# Beall Treen Mandrel



## Himmark (Oct 28, 2009)

Hi All,

I recently became familiar with this mandrel.  Does anyone have any experience with this and is it worth the investment?  It appears to be well made and can be expanded to 2" ID turnings.


----------



## Larry in Harrow (Oct 28, 2009)

Himmark said:


> Hi All,
> 
> I recently became familiar with this mandrel.  Does anyone have any experience with this and is it worth the investment?  It appears to be well made and can be expanded to 2" ID turnings.



Thanks for posting this.  As luck would have it, I was just cleaning out a tool box drawer and came across these weird mandrel parts.  Took a break for lunch and was trying to remember what the heck they were and how I drove them.
Your post jogged the old memory.

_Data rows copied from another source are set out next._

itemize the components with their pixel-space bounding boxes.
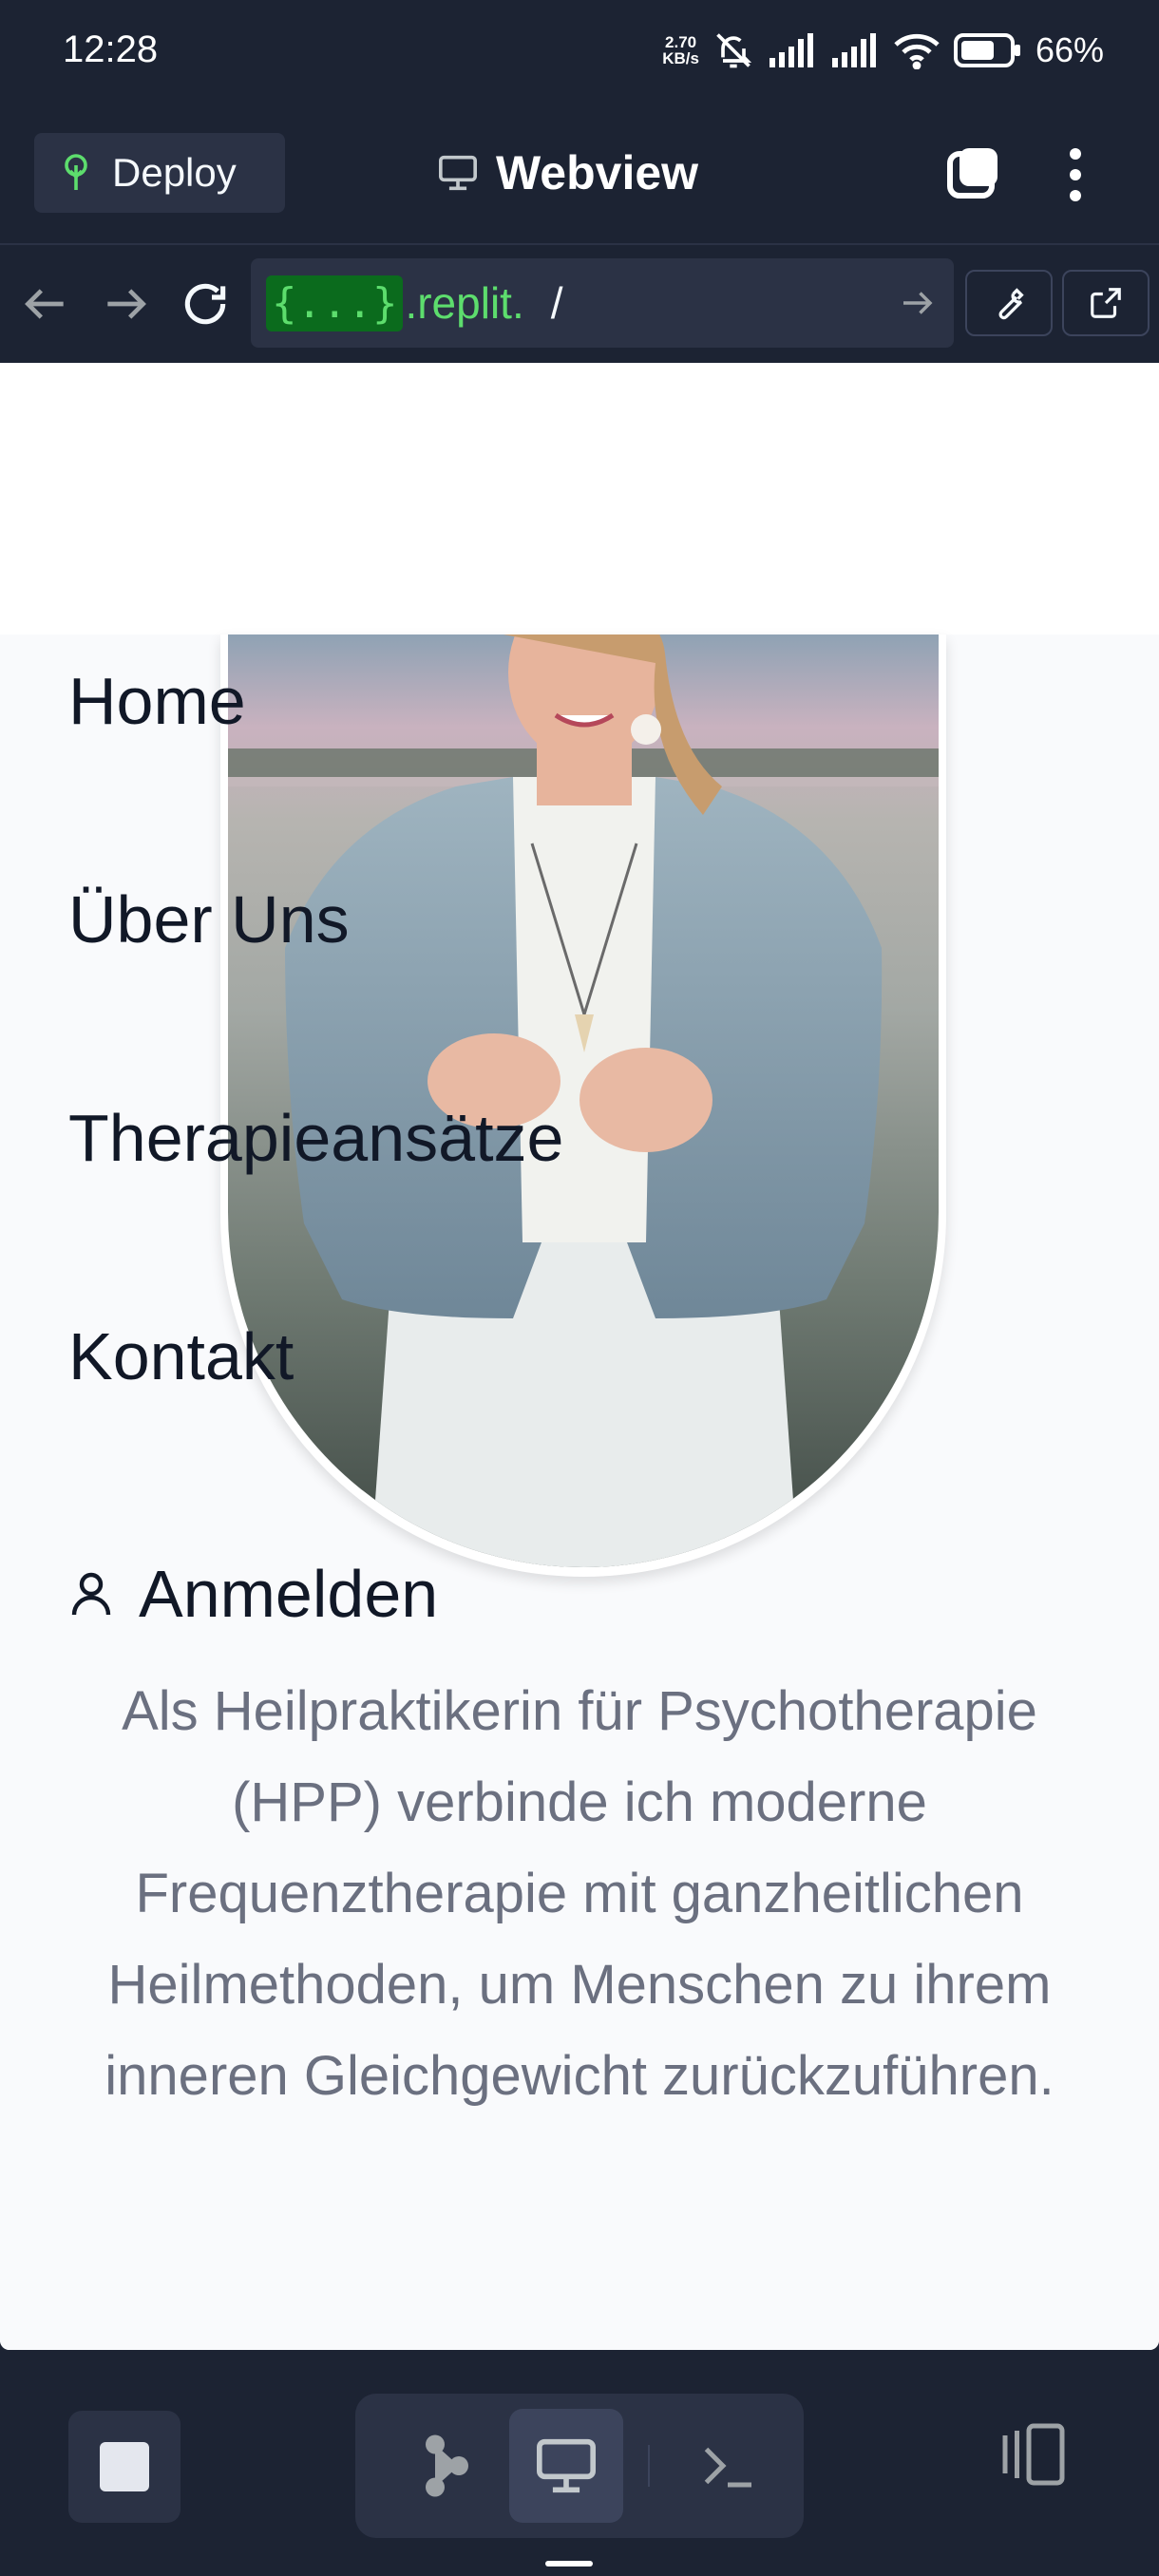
shell-button[interactable] — [671, 2409, 785, 2523]
status-icons: 2.70 KB/s 66% — [662, 27, 1104, 74]
monitor-icon — [439, 155, 477, 191]
reload-icon[interactable] — [179, 277, 232, 331]
external-link-icon — [1091, 288, 1121, 318]
webview-title: Webview — [437, 142, 698, 203]
login-link[interactable]: Anmelden — [68, 1554, 438, 1634]
menu-item-kontakt[interactable]: Kontakt — [68, 1318, 294, 1394]
url-bar: {...} .replit. / — [0, 245, 1159, 363]
kebab-icon[interactable] — [1054, 144, 1096, 205]
wifi-icon — [894, 33, 940, 69]
split-layout-icon[interactable] — [996, 2416, 1072, 2492]
webview-content: Home Über Uns Therapieansätze Kontakt An… — [0, 363, 1159, 2350]
url-repl-badge: {...} — [266, 275, 404, 331]
stop-icon — [100, 2442, 149, 2491]
url-field[interactable]: {...} .replit. / — [251, 258, 954, 348]
go-arrow-icon[interactable] — [897, 283, 937, 323]
status-time: 12:28 — [63, 28, 159, 70]
workflow-icon — [426, 2434, 468, 2497]
open-external-button[interactable] — [1062, 270, 1150, 336]
url-path: / — [550, 278, 563, 328]
deploy-label: Deploy — [112, 150, 237, 195]
terminal-icon — [704, 2447, 751, 2488]
tabs-icon[interactable] — [944, 144, 1001, 201]
devtools-button[interactable] — [965, 270, 1053, 336]
menu-item-home[interactable]: Home — [68, 663, 246, 739]
network-speed-unit: KB/s — [662, 49, 699, 67]
pane-switcher — [355, 2394, 804, 2538]
deploy-button[interactable]: Deploy — [34, 133, 285, 213]
wrench-icon — [998, 288, 1024, 320]
monitor-icon — [537, 2438, 596, 2493]
stop-button[interactable] — [68, 2411, 180, 2523]
signal-icon-2 — [831, 33, 876, 67]
menu-item-therapieansaetze[interactable]: Therapieansätze — [68, 1100, 563, 1176]
deploy-tree-icon — [65, 154, 87, 190]
bottom-toolbar — [0, 2350, 1159, 2576]
network-speed-value: 2.70 — [665, 33, 697, 51]
login-label: Anmelden — [139, 1557, 439, 1631]
intro-text: Als Heilpraktikerin für Psychotherapie (… — [104, 1680, 1054, 2107]
site-header — [0, 363, 1159, 635]
workflow-button[interactable] — [388, 2409, 502, 2523]
arrow-left-icon[interactable] — [19, 277, 72, 331]
url-host: .replit. — [405, 278, 524, 328]
menu-item-ueber-uns[interactable]: Über Uns — [68, 881, 350, 957]
battery-percentage: 66% — [1035, 30, 1104, 69]
arrow-right-icon[interactable] — [99, 277, 152, 331]
signal-icon — [769, 33, 813, 67]
webview-title-text: Webview — [496, 146, 699, 199]
network-speed: 2.70 KB/s — [662, 34, 699, 66]
battery-icon — [953, 33, 1020, 67]
user-icon — [71, 1572, 111, 1616]
toolbar-divider — [648, 2445, 650, 2487]
mute-bell-icon — [716, 33, 752, 68]
home-indicator — [545, 2561, 593, 2567]
replit-header: Deploy Webview — [0, 103, 1159, 245]
status-bar: 12:28 2.70 KB/s 66% — [0, 0, 1159, 103]
webview-pane-button[interactable] — [509, 2409, 623, 2523]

An "AHA" moment.  Now if I could remember where the MT drive went.  Must be in use on some other mandrel.
Anyway, as you might guess, I haven't used it for quite a while.  I did make a bunch of pill bottles and they did all sell but not real fast.  The mandrel worked very well if I remember correctly.  I would have to guess that something else grabbed my attention and I simply forgot about treen.
Now that I've reached the age where pill bottles are an every day site, I think I'll put the Treen mandrel back into service.  If I could only find the damn MT adaptor.


----------



## KenV (Oct 28, 2009)

Depends on what you want the outcome to be --  I have one and it works great with a nice cork plug to seal the opening.   It is essentially an endgrain box with a plug seat for the cap.

Some like that style and some do not --- it works exactly as advertised.   I use a flat UHDPE (ultra high density Density Polyethlene) block on my tail stock to keep the end of the box against the bottom of the mandrel, but there are several other ways to get that done.


----------



## fernhills (Oct 28, 2009)

I have it, i use a draw bar with it, it helps to keep every thing on. I used it before i had all the 4 jaw chucks and what nots to hold something.  carl


----------



## mickr (Oct 29, 2009)

you drill the interior out vs. using a gouge...so if you are not the best turner, you can still make a small box with a lid that will fit


----------